Am 17. September kam es bei den Dörfern Memkava, Dara, Kaport und Nêbarê in Gever zu Gefechten zwischen Militär und Guerilla. Anschließend überfielen Soldaten das Dorf Memkava und nahmen zehn Mitglieder der Familie Özkaplan fest. Im Dorf Dara wurde Esat Çakmak von der Polizei verprügelt und festgenommen. Die Misshandlungen hörten auch während der Haft nicht auf. Während Çakmak im Anschluss verhaftet wurde, wurden die übrigen zehn Personen freigelassen.

In der Nacht des 2. Oktober wurde nach einer Explosion in der Nähe des 75. Polizeireviers im Kışla-Viertel von Gever das Viertel abgeriegelt. Die Polizei stürmte das Haus der Familie Adar und schlug die Familienmitglieder, darunter Kinder und ältere Menschen.

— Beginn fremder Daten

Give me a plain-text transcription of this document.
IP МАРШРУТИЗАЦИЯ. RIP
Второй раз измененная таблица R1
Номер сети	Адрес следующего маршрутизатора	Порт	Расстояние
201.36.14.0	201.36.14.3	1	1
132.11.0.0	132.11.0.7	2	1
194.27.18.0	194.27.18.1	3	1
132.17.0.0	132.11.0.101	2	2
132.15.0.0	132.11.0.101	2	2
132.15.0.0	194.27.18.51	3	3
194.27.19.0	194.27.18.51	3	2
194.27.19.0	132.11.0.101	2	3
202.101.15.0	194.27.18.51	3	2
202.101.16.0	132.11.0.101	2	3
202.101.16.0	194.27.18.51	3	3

Nacktdurchsuchungen und Schläge

In Gever griff die Polizei am 9. Oktober eine Demonstration zum 24. Jahrestag des internationalen Komplotts gegen Abdullah Öcalan an. HDP-Abgeordnete und Journalist:innen wurden misshandelt. Dem HDP-Abgeordneten Habip Eksik wurde dabei von der Polizei vorsätzlich das Bein gebrochen. Sieben festgenommene kurdische Politikerinnen wurden nackt durchsucht.

In den Dörfern Şîvelan und Xana Mûsa in Colemêrg wurde versucht, Bewohner:innen zu zwingen, als Spitzel und Paramilitärs tätig zu werden. Dorfbewohner:innen, die dies ablehnten, berichteten, dass sie vom Kommandanten der Militärpolizei von Bagışlı bedroht wurden. Am 12. Oktober wurde eine Person namens Özcan Sivas bei einer Razzia festgenommen.

Straflosigkeit

Während einer am 25. Oktober eingeleiteten und bis zum 2. November andauernden Operation in der Umgebung des Dorfes Sorê wurde der 16-jährige Hirte M.A. von Soldaten geschlagen und festgehalten. Die Soldaten nahmen M.A. das Telefon ab zerrten ihn in ein Panzerfahrzeug und schlugen ihn.

Es wurde kein einziges Ermittlungsverfahren wegen der Misshandlungen und der Folter eingeleitet, die eingereichten Strafanzeigen führten zu keinem Ergebnis.